The Los Angeles Angels are undergoing some hefty changes with their organization at the ownership level, with their roster, and with their assistant coaching staff, namely John Mallee and Mike Gallego.
The changes to the coaching staff continue after manager Joe Maddon was fired last season and replaced by Phil Nevin, who then recovered a one-year contract extension this offseason.
News that hitting coach Jeremy Reed wouldn’t be returning to the team broke this week after a terrible 2022 season for the majority of the Angels’ offense outside of Mike Trout and Shohei Ohtani.
Letdowns from the rest of the roster hinted that all areas of the Angels staff could be on alert, and general manager Perry Minasian didn’t waste time shaking things up, via Jeff Fletcher of the O.C. Register:
Hitting coach Jeremy Reed and assistant hitting coach John Mallee will both be replaced, the team announced.
Third base coach Mike Gallego, however, said on Wednesday night that he was told he will be transitioned to another role in the organization to be determined.
Reed had been with the team for the past four seasons and since 2019, the Angels rank near the bottom in runs scored and on-base percentage, and they are middle of the pack in slugging percentage as a club. They are one of five teams in MLB with a sub-.300 OBP and they led all of Major League Baseball in strikeout rate at 25.7%.
Mallee had been with the team in the same timeframe that Maddon was. He joined the Angels prior to the 2020 season, but in various stops around MLB, he hasn’t logged much success with the Chicago Cubs, Philadelphia Phillies, and now the Angels.

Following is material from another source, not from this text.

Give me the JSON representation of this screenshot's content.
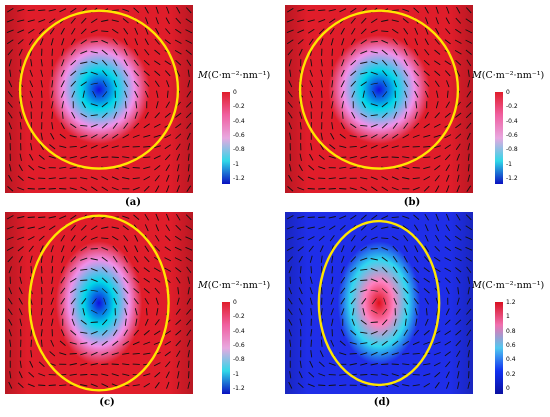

Gallego has some tenure with the Angels organization and received a promotion to third base coach after serving as director of baseball development from 2015 to the end of the 2018 season.
Perry Minasian discusses flaws with Angels roster
Heading into the 2022 season, Minasian put his focus squarely on pitching, saying it was time to make significant upgrades in that area. He signed several starters and relievers in the hopes that the Angels would finally have enough pitching to compete.
The Angels had an above-average pitching staff in all phases. They ranked ninth in ERA (3.77), 12th in WHIP (1.24), seventh in OBA (.230), and allowed the 11th-fewest home runs (168). But in a rare turn of events for an Angels roster, it was the offense that fell behind.
The Halos ranked 24th in batting average (.233), 23rd in OPS (.687), 30th in strikeouts (1,539), 25th in walks (449), and 22nd in total hits (1,265). So Minasian — in an effort to improve pitching — forgot to keep the bats afloat.